Best Of The Best 2006: Boeing Business Jet 3

The Boeing Business Jet 3 is not just bigger than its predecessor; it is better. Announced last November, this mammoth aircraft, based on the highly advanced Boeing 737-900ER airframe, includes an extra helping of everything that made the Boeing Business Jet 2 Robb Report’s Best of the Best selection in 2004. In particular, Boeing has boosted the BBJ3’s ultralong-range capability to about 5,500 miles and increased the size of its already spacious cabin, making it an airplane for those who expect to spend quality time in the sky.

At 1,120 square feet, the new cabin is 11 percent larger than the BBJ2’s and 35 percent larger than that of the original BBJ. Suitably configured, the BBJ3 can become a portable home and office suite that includes a king-size bed, a fully equipped kitchen, and several private compartments for family, friends, and associates.
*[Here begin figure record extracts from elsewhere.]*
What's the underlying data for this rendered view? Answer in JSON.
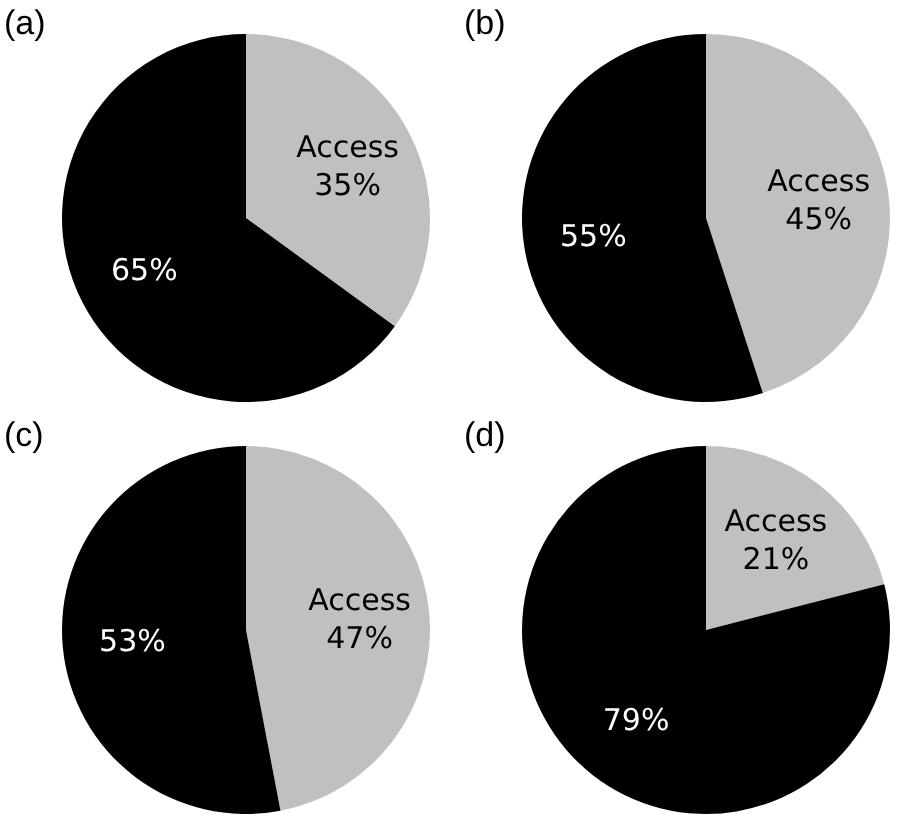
{
  "chart_data": [
    {
      "type": "pie",
      "title": "(a)",
      "categories": [
        "Access",
        null
      ],
      "values": [
        35,
        65
      ],
      "colors": [
        "#c0c0c0",
        "#000000"
      ],
      "value_labels": [
        "35%",
        "65%"
      ],
      "legend": false
    },
    {
      "type": "pie",
      "title": "(b)",
      "categories": [
        "Access",
        null
      ],
      "values": [
        45,
        55
      ],
      "colors": [
        "#c0c0c0",
        "#000000"
      ],
      "value_labels": [
        "45%",
        "55%"
      ],
      "legend": false
    },
    {
      "type": "pie",
      "title": "(c)",
      "categories": [
        "Access",
        null
      ],
      "values": [
        47,
        53
      ],
      "colors": [
        "#c0c0c0",
        "#000000"
      ],
      "value_labels": [
        "47%",
        "53%"
      ],
      "legend": false
    },
    {
      "type": "pie",
      "title": "(d)",
      "categories": [
        "Access",
        null
      ],
      "values": [
        21,
        79
      ],
      "colors": [
        "#c0c0c0",
        "#000000"
      ],
      "value_labels": [
        "21%",
        "79%"
      ],
      "legend": false
    }
  ]
}
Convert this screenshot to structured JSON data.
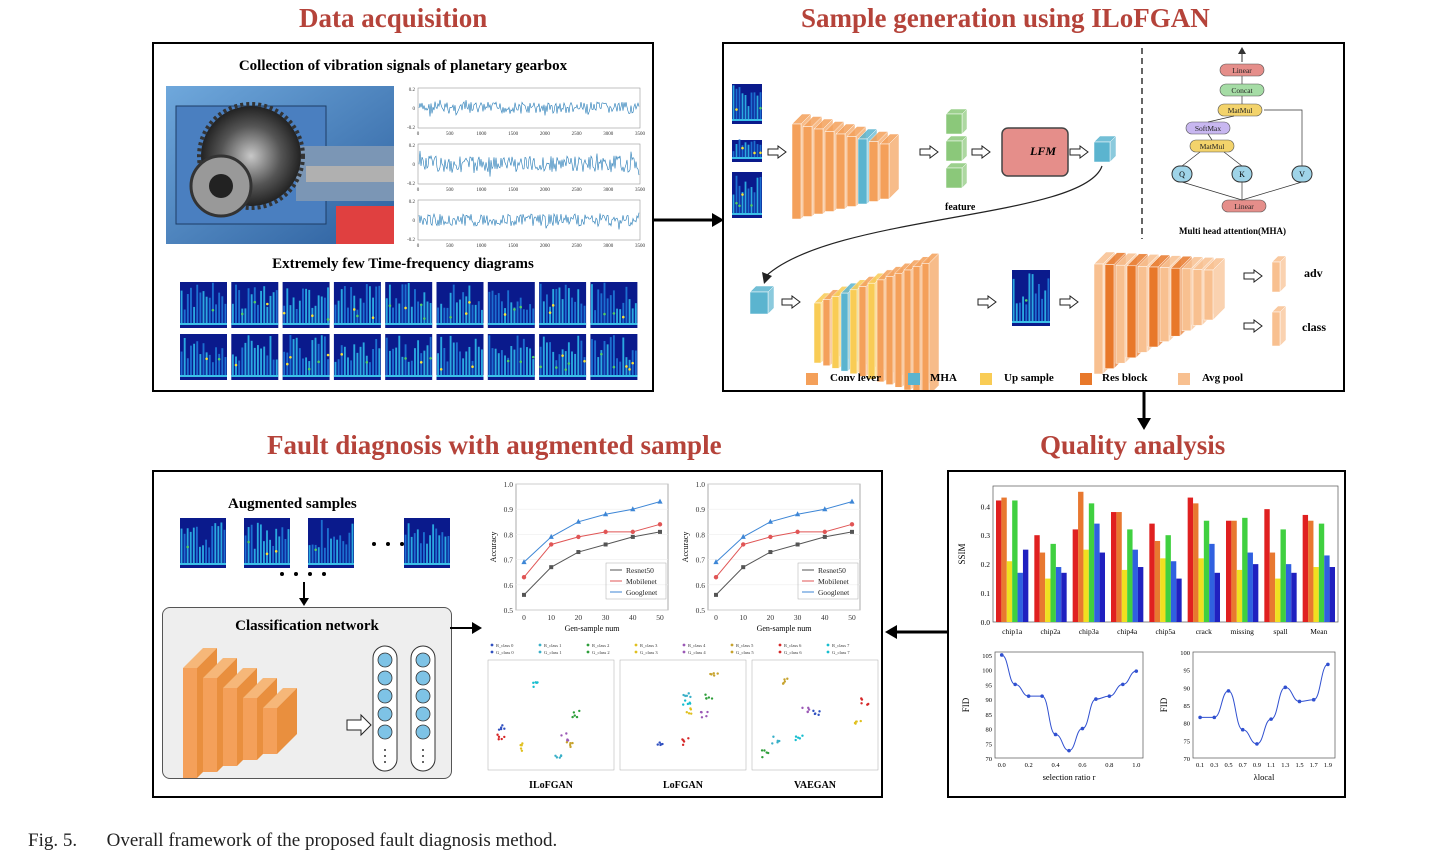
{
  "titles": {
    "data_acquisition": "Data acquisition",
    "sample_generation": "Sample generation using ILoFGAN",
    "fault_diagnosis": "Fault diagnosis with augmented sample",
    "quality_analysis": "Quality analysis"
  },
  "data_panel": {
    "collection_label": "Collection of vibration signals of planetary gearbox",
    "tf_label": "Extremely few Time-frequency diagrams",
    "signal_yticks": [
      "0.2",
      "0",
      "-0.2"
    ],
    "signal_xticks": [
      "0",
      "500",
      "1000",
      "1500",
      "2000",
      "2500",
      "3000",
      "3500"
    ]
  },
  "gan_panel": {
    "feature_label": "feature",
    "lfm_label": "LFM",
    "mha_caption": "Multi head attention(MHA)",
    "mha_blocks": [
      "Linear",
      "Concat",
      "MatMul",
      "SoftMax",
      "MatMul",
      "Linear"
    ],
    "qkv": [
      "Q",
      "K",
      "V"
    ],
    "adv_label": "adv",
    "class_label": "class",
    "legend": [
      "Conv lever",
      "MHA",
      "Up sample",
      "Res block",
      "Avg pool"
    ],
    "colors": {
      "conv": "#f4a05a",
      "mha": "#5bb4cf",
      "up": "#f9cc55",
      "res": "#e8782a",
      "avg": "#f8c090"
    }
  },
  "diag_panel": {
    "augmented_label": "Augmented samples",
    "classification_label": "Classification network",
    "accuracy_chart": {
      "xlabel": "Gen-sample num",
      "ylabel": "Accuracy",
      "x": [
        0,
        10,
        20,
        30,
        40,
        50
      ],
      "yticks": [
        "0.5",
        "0.6",
        "0.7",
        "0.8",
        "0.9",
        "1.0"
      ],
      "series": [
        {
          "name": "Resnet50",
          "color": "#555555",
          "marker": "square",
          "values": [
            0.56,
            0.67,
            0.73,
            0.76,
            0.79,
            0.81
          ]
        },
        {
          "name": "Mobilenet",
          "color": "#e05555",
          "marker": "circle",
          "values": [
            0.63,
            0.76,
            0.79,
            0.81,
            0.81,
            0.84
          ]
        },
        {
          "name": "Googlenet",
          "color": "#3d86d6",
          "marker": "triangle",
          "values": [
            0.69,
            0.79,
            0.85,
            0.88,
            0.9,
            0.93
          ]
        }
      ]
    },
    "tsne_legend": [
      "R_class 0",
      "G_class 0",
      "R_class 1",
      "G_class 1",
      "R_class 2",
      "G_class 2",
      "R_class 3",
      "G_class 3",
      "R_class 4",
      "G_class 4",
      "R_class 5",
      "G_class 5",
      "R_class 6",
      "G_class 6",
      "R_class 7",
      "G_class 7"
    ],
    "tsne_labels": [
      "ILoFGAN",
      "LoFGAN",
      "VAEGAN"
    ]
  },
  "quality_panel": {
    "ssim_chart": {
      "ylabel": "SSIM",
      "categories": [
        "chip1a",
        "chip2a",
        "chip3a",
        "chip4a",
        "chip5a",
        "crack",
        "missing",
        "spall",
        "Mean"
      ],
      "yticks": [
        "0.0",
        "0.1",
        "0.2",
        "0.3",
        "0.4"
      ],
      "colors": [
        "#e02020",
        "#e87830",
        "#f0e020",
        "#40d040",
        "#3060e0",
        "#2020c0"
      ],
      "values": [
        [
          0.42,
          0.43,
          0.21,
          0.42,
          0.17,
          0.25
        ],
        [
          0.3,
          0.24,
          0.15,
          0.27,
          0.19,
          0.17
        ],
        [
          0.32,
          0.45,
          0.25,
          0.41,
          0.34,
          0.24
        ],
        [
          0.38,
          0.38,
          0.18,
          0.32,
          0.25,
          0.19
        ],
        [
          0.34,
          0.28,
          0.22,
          0.3,
          0.21,
          0.15
        ],
        [
          0.43,
          0.41,
          0.22,
          0.35,
          0.27,
          0.17
        ],
        [
          0.35,
          0.35,
          0.18,
          0.36,
          0.24,
          0.2
        ],
        [
          0.39,
          0.24,
          0.15,
          0.32,
          0.2,
          0.17
        ],
        [
          0.37,
          0.35,
          0.19,
          0.34,
          0.23,
          0.19
        ]
      ]
    },
    "fid_r_chart": {
      "ylabel": "FID",
      "xlabel": "selection ratio r",
      "xticks": [
        "0.0",
        "0.2",
        "0.4",
        "0.6",
        "0.8",
        "1.0"
      ],
      "yticks": [
        "70",
        "75",
        "80",
        "85",
        "90",
        "95",
        "100",
        "105"
      ],
      "x": [
        0.0,
        0.1,
        0.2,
        0.3,
        0.4,
        0.5,
        0.6,
        0.7,
        0.8,
        0.9,
        1.0
      ],
      "y": [
        105,
        95,
        91,
        91,
        78,
        72.5,
        80,
        90,
        91,
        95,
        99.5
      ]
    },
    "fid_lambda_chart": {
      "ylabel": "FID",
      "xlabel": "λlocal",
      "xticks": [
        "0.1",
        "0.3",
        "0.5",
        "0.7",
        "0.9",
        "1.1",
        "1.3",
        "1.5",
        "1.7",
        "1.9"
      ],
      "yticks": [
        "70",
        "75",
        "80",
        "85",
        "90",
        "95",
        "100"
      ],
      "x": [
        0.1,
        0.3,
        0.5,
        0.7,
        0.9,
        1.1,
        1.3,
        1.5,
        1.7,
        1.9
      ],
      "y": [
        81.5,
        81.5,
        89,
        78,
        74,
        81,
        90,
        86,
        86.5,
        96.5
      ]
    }
  },
  "caption": {
    "fig": "Fig. 5.",
    "text": "Overall framework of the proposed fault diagnosis method."
  }
}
The plane has a cargo capacity of as much as 1,595 cu ft (depending on the number of auxiliary fuel tanks), and the maximum takeoff weight is a substantial 187,700 pounds. Because the jet is based on Boeing’s vener­able 737, a workhorse for airlines throughout the world, dependability is a given.

The BBJ3 is expected to go into service in the first half of next year, following an initial flight that is scheduled for August. Boeing is pricing the aircraft at $62.5 million, but plan on spending another $10 million to $20 million in completion costs once you take delivery of the airplane. Some completions—for example, those featuring multiple lavatories with marble countertops and gold fixtures—can run well north of $20 million.

Beyond acquisition and operating costs, the BBJ’s size is its only Achilles’ heel: It is not welcome at some airports because of physical limitations or local politics.

Boeing has sold more than 100 BBJs since launching the program in 1996. After recently adding an authorized service center in Dubai, Boeing now has eight such locations: three in Europe, two in the United States, one in Singapore, and two in the Middle East, where a good number of Boeing owners reside.